You can follow Naomi Klein’s investigation on video here.
"Dolphins off the bow!"
I race to the front of the WeatherBird II, a research vessel owned by the University of South Florida. There they are, doing their sleek silvery thing, weaving between translucent waves, disappearing under the boat, reappearing in perfect formation on the other side.
After taking my fill of phone video (and very pleased not to have dropped the device into the Gulf of Mexico), I bump into Gregory Ellis, one of the junior scientists aboard.
"Did you see them?" I ask excitedly.
"You mean the charismatic megafauna?" he sneers. "I’ll pass."
Ouch. Here I was thinking everyone loves dolphins, especially oceanographers. But it turns out that these particular marine scientists have issues with dolphins. And sea turtles.

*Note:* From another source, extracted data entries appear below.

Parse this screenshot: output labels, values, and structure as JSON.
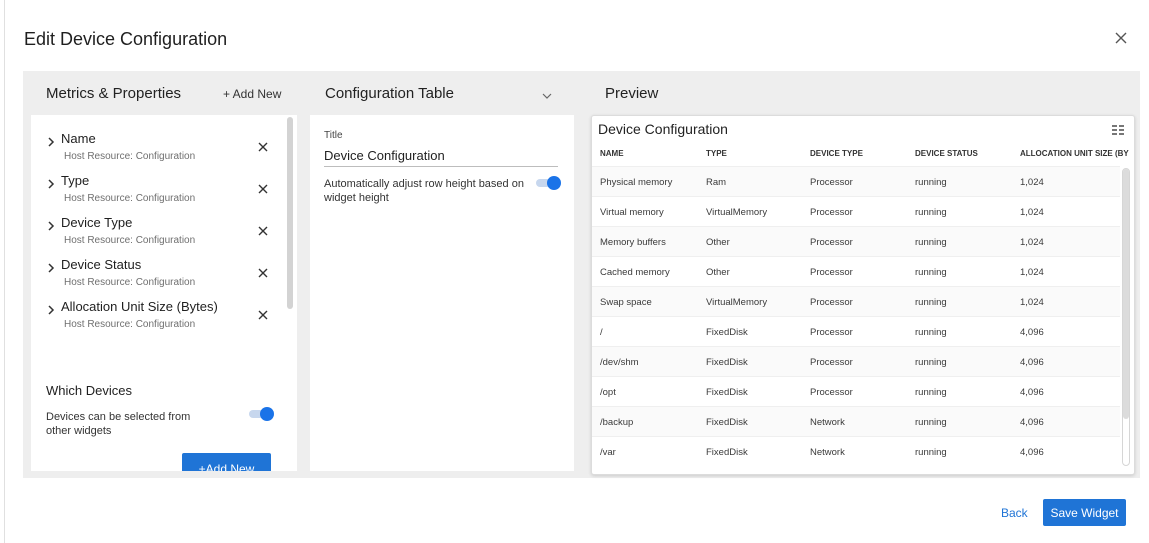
{
  "dialog": {
    "title": "Edit Device Configuration",
    "close_icon": "close-icon"
  },
  "metrics": {
    "heading": "Metrics & Properties",
    "add_new_link": "+ Add New",
    "items": [
      {
        "label": "Name",
        "source": "Host Resource: Configuration"
      },
      {
        "label": "Type",
        "source": "Host Resource: Configuration"
      },
      {
        "label": "Device Type",
        "source": "Host Resource: Configuration"
      },
      {
        "label": "Device Status",
        "source": "Host Resource: Configuration"
      },
      {
        "label": "Allocation Unit Size (Bytes)",
        "source": "Host Resource: Configuration"
      }
    ],
    "which_devices": {
      "title": "Which Devices",
      "toggle_label": "Devices can be selected from other widgets",
      "toggle_on": true
    },
    "add_new_button": "+Add New"
  },
  "config": {
    "heading": "Configuration Table",
    "title_label": "Title",
    "title_value": "Device Configuration",
    "row_height_label": "Automatically adjust row height based on widget height",
    "row_height_on": true
  },
  "preview": {
    "heading": "Preview",
    "widget_title": "Device Configuration",
    "columns": [
      "NAME",
      "TYPE",
      "DEVICE TYPE",
      "DEVICE STATUS",
      "ALLOCATION UNIT SIZE (BY"
    ],
    "rows": [
      [
        "Physical memory",
        "Ram",
        "Processor",
        "running",
        "1,024"
      ],
      [
        "Virtual memory",
        "VirtualMemory",
        "Processor",
        "running",
        "1,024"
      ],
      [
        "Memory buffers",
        "Other",
        "Processor",
        "running",
        "1,024"
      ],
      [
        "Cached memory",
        "Other",
        "Processor",
        "running",
        "1,024"
      ],
      [
        "Swap space",
        "VirtualMemory",
        "Processor",
        "running",
        "1,024"
      ],
      [
        "/",
        "FixedDisk",
        "Processor",
        "running",
        "4,096"
      ],
      [
        "/dev/shm",
        "FixedDisk",
        "Processor",
        "running",
        "4,096"
      ],
      [
        "/opt",
        "FixedDisk",
        "Processor",
        "running",
        "4,096"
      ],
      [
        "/backup",
        "FixedDisk",
        "Network",
        "running",
        "4,096"
      ],
      [
        "/var",
        "FixedDisk",
        "Network",
        "running",
        "4,096"
      ]
    ]
  },
  "footer": {
    "back": "Back",
    "save": "Save Widget"
  },
  "colors": {
    "accent": "#1f74d6",
    "workspace_bg": "#eeeeee"
  }
}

And pelicans. It’s not that they don’t like them (a few of the grad students took Flipper pictures of their own). It’s just that the charismatic megafauna tend to upstage the decidedly less charismatic creatures under their microscopes. Like the bacteria and phytoplankton that live in the water column, for instance, or 500-year-old coral and the tube worms that burrow next to them, or impossibly small squid the size of a child’s fingernail.
Normally these academics would be fine without our fascination. They weren’t looking for glory when they decided to study organisms most people either can’t see or wish they hadn’t. But when the Deepwater Horizon exploded in April 2010, our collective bias toward cute big creatures started to matter a great deal. That’s because the instant the spill-cam was switched off and it became clear that there would be no immediate mass die-offs among dolphins and pelicans, at least not on the scale of the Exxon Valdez spill deaths, most of us were pretty much on to the next telegenic disaster. (Chilean miners down a hole—and they’ve got video diaries? Tell us more!)
It didn’t help that the government seemed determined to help move us along. Just three weeks after the wellhead was capped, the National Oceanic and Atmospheric Administration (NOAA) came out with its notorious "oil budget," which prompted White House energy czar Carol Browner to erroneously claim that "the vast majority of the oil is gone." The White House corrected the error (the fate of much of that oil is simply unknown), but the budget nonetheless inspired a flood of stories about how "doom-mongers" had exaggerated the spill’s danger and, as the British Daily Mail tabloid indignantly put it, unfairly wronged "one of Britain’s greatest companies."